A mutual fund is typically meant to be a calm environment to watch your retirement savings grow steadily over the decades, right? Funds of course have multiplicities of positions along the proverbial sliding scale of riskiness, but these investment vehicles are generally sought out for their typically diversified nature and security.
Fund managers may be putting that classification at stake though when they lend out the underlying holdings your mutual fund contains. It's a well-known yet contested topic in the financial community called "securities lending," but one that is not too often discussed.
Securities lending, simply put
A stock mutual fund or ETF will usually hold thousands of shares of different stocks. If there is a short-seller who wants to borrow those stocks and agrees to post some collateral and pay the fund a fee for doing so, a fund will lend them out and make a little extra dough. It's a clever way to make incremental revenue by fund managers.

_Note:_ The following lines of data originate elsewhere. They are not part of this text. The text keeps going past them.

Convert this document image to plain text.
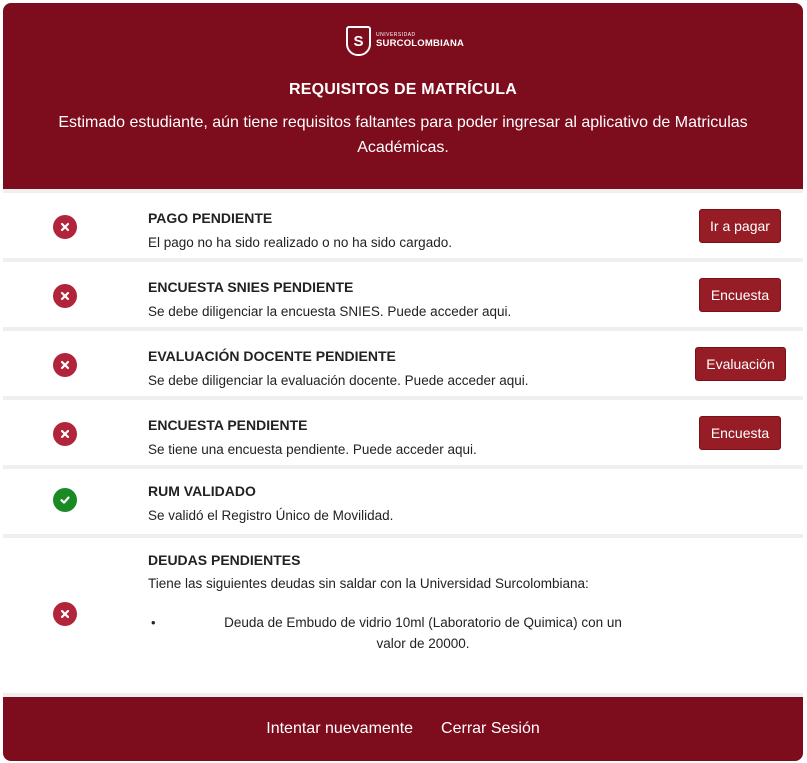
S	UNIVERSIDAD
SURCOLOMBIANA
REQUISITOS DE MATRÍCULA

Estimado estudiante, aún tiene requisitos faltantes para poder ingresar al aplicativo de Matriculas Académicas.

PAGO PENDIENTE
El pago no ha sido realizado o no ha sido cargado.
Ir a pagar
ENCUESTA SNIES PENDIENTE
Se debe diligenciar la encuesta SNIES. Puede acceder aqui.
Encuesta
EVALUACIÓN DOCENTE PENDIENTE
Se debe diligenciar la evaluación docente. Puede acceder aqui.
Evaluación
ENCUESTA PENDIENTE
Se tiene una encuesta pendiente. Puede acceder aqui.
Encuesta
RUM VALIDADO
Se validó el Registro Único de Movilidad.
DEUDAS PENDIENTES
Tiene las siguientes deudas sin saldar con la Universidad Surcolombiana:
•	Deuda de Embudo de vidrio 10ml (Laboratorio de Quimica) con un valor de 20000.
Intentar nuevamente Cerrar Sesión
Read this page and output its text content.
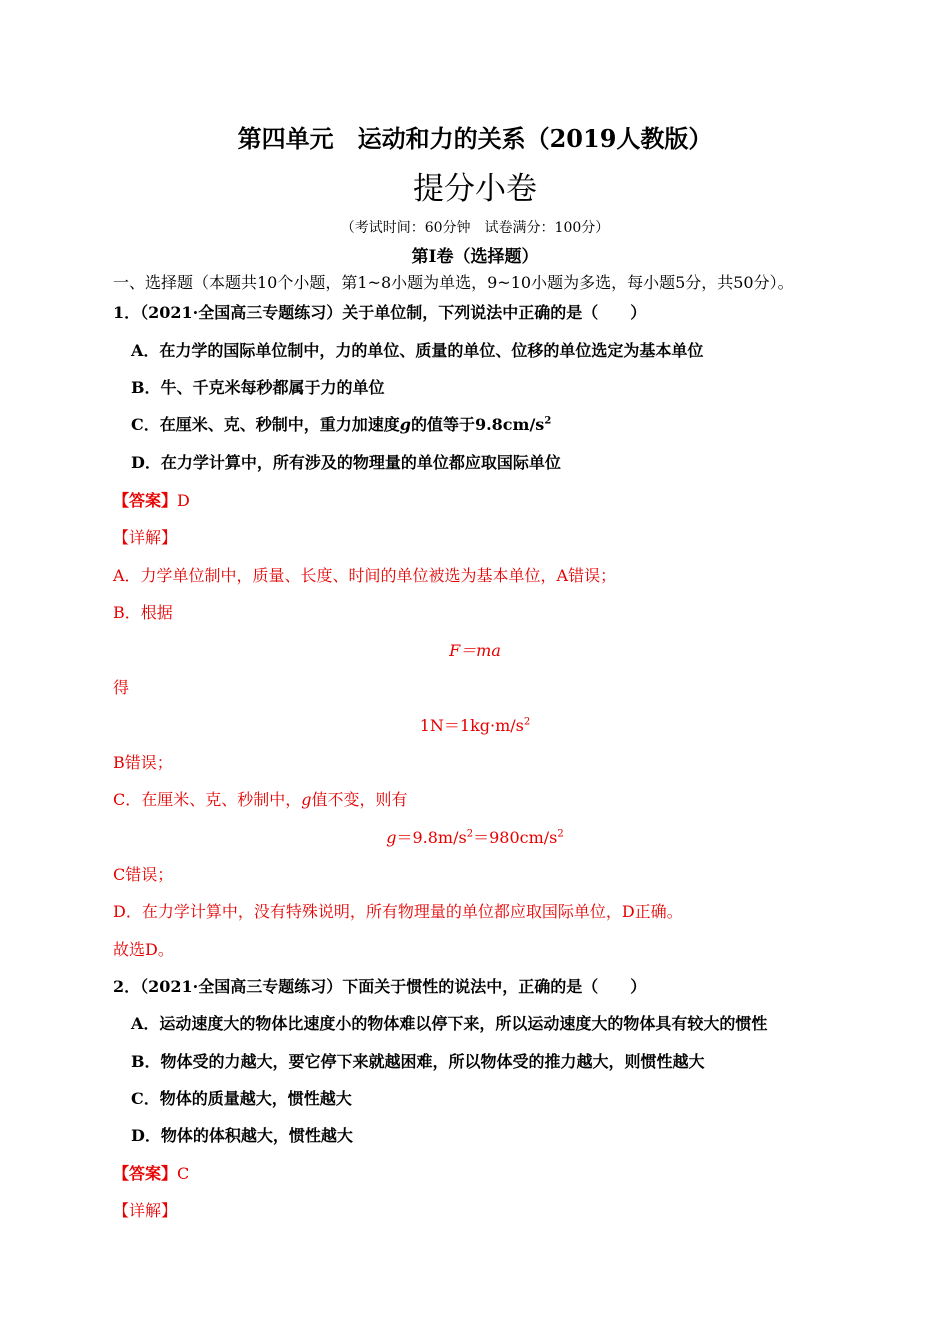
第四单元　运动和力的关系（2019人教版）
提分小卷
（考试时间：60分钟　试卷满分：100分）
第Ⅰ卷（选择题）
一、选择题（本题共10个小题，第1~8小题为单选，9~10小题为多选，每小题5分，共50分）。
1．（2021·全国高三专题练习）关于单位制，下列说法中正确的是（　　）
A．在力学的国际单位制中，力的单位、质量的单位、位移的单位选定为基本单位
B．牛、千克米每秒都属于力的单位
C．在厘米、克、秒制中，重力加速度g的值等于$9.8cm/s^2$
D．在力学计算中，所有涉及的物理量的单位都应取国际单位
【答案】D
【详解】
A．力学单位制中，质量、长度、时间的单位被选为基本单位，A错误；
B．根据
F＝ma
得
$1N=1kg\cdot m/s^2$
B错误；
C．在厘米、克、秒制中，g值不变，则有
$g=9.8m/s^2=980cm/s^2$
C错误；
D．在力学计算中，没有特殊说明，所有物理量的单位都应取国际单位，D正确。
故选D。
2．（2021·全国高三专题练习）下面关于惯性的说法中，正确的是（　　）
A．运动速度大的物体比速度小的物体难以停下来，所以运动速度大的物体具有较大的惯性
B．物体受的力越大，要它停下来就越困难，所以物体受的推力越大，则惯性越大
C．物体的质量越大，惯性越大
D．物体的体积越大，惯性越大
【答案】C
【详解】
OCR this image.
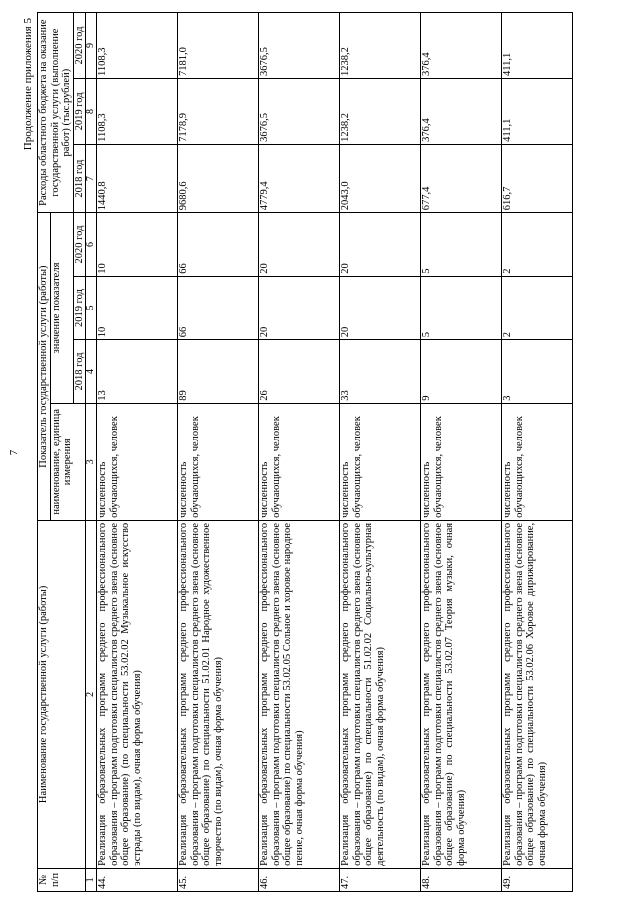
7
Продолжение приложения 5
№ п/п	Наименование государственной услуги (работы)	Показатель государственной услуги (работы)				Расходы областного бюджета на оказание государственной услуги (выполнение работ) (тыс.рублей)		
		наименование, единица измерения	значение показателя					
			2018 год	2019 год	2020 год	2018 год	2019 год	2020 год
1	2	3	4	5	6	7	8	9
44.	Реализация образовательных программ среднего профессионального образования – программ подготовки специалистов среднего звена (основное общее образование) (по специальности 53.02.02 Музыкальное искусство эстрады (по видам), очная форма обучения)	численность обучающихся, человек	13	10	10	1440,8	1108,3	1108,3
45.	Реализация образовательных программ среднего профессионального образования – программ подготовки специалистов среднего звена (основное общее образование) по специальности 51.02.01 Народное художественное творчество (по видам), очная форма обучения)	численность обучающихся, человек	89	66	66	9680,6	7178,9	7181,0
46.	Реализация образовательных программ среднего профессионального образования – программ подготовки специалистов среднего звена (основное общее образование) по специальности 53.02.05 Сольное и хоровое народное пение, очная форма обучения)	численность обучающихся, человек	26	20	20	4779,4	3676,5	3676,5
47.	Реализация образовательных программ среднего профессионального образования – программ подготовки специалистов среднего звена (основное общее образование) по специальности 51.02.02 Социально-культурная деятельность (по видам), очная форма обучения)	численность обучающихся, человек	33	20	20	2043,0	1238,2	1238,2
48.	Реализация образовательных программ среднего профессионального образования – программ подготовки специалистов среднего звена (основное общее образование) по специальности 53.02.07 Теория музыки, очная форма обучения)	численность обучающихся, человек	9	5	5	677,4	376,4	376,4
49.	Реализация образовательных программ среднего профессионального образования – программ подготовки специалистов среднего звена (основное общее образование) по специальности 53.02.06 Хоровое дирижирование, очная форма обучения)	численность обучающихся, человек	3	2	2	616,7	411,1	411,1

But, is there a catch? Could lending out your fund holdings actually be detrimental to your money in the long run?
In short... possibly
A study done by Derek Hoystermyer, a finance professor and contributor to the Wall Street Journal, found that active fund managers who’ve made it a habit of lending out north of 1% of your funds' underlying holdings in a given year eventually end up underperforming by 0.62% across multiple classes when compared to funds that don’t lend out shares.
For example, when it came to US large-cap-based funds, those that loaned out less than 1% of their holdings averaged returns of 13.29% per year, while actively managed funds that lent out more than that averaged 12.93%, or 0.36% less per year. Fund performance gets worse for those that lend out more than 2%, not to mention the fund's increased volatility.
A 0.36% annual return different looks like a small number, but for hypothetical's sake, if you had 1 million dollars invested in both a fund that lends out less than 1% of its holding and a fund that lends out more than 1%, your average account balance difference 10 years later would be roughly $107K ($3,480,000 vs $3,373,000).
For us, what we can do
But all fund practices aren't created equal. Fund securities lending policies are not uniform across the board. For example, income earned from securities lending for certain ETFs is estimated and accrued daily into its NAV which may result in returns that can partly offset fund management fees—a potential benefit.
If this seems like a matter that may be relevant for you, make sure you read the fund or fund's parent company's prospectus, semi-annual or annual report so you know what its securities lending policy is. All in all, simply be aware so you can make the most prudent decision for yourself.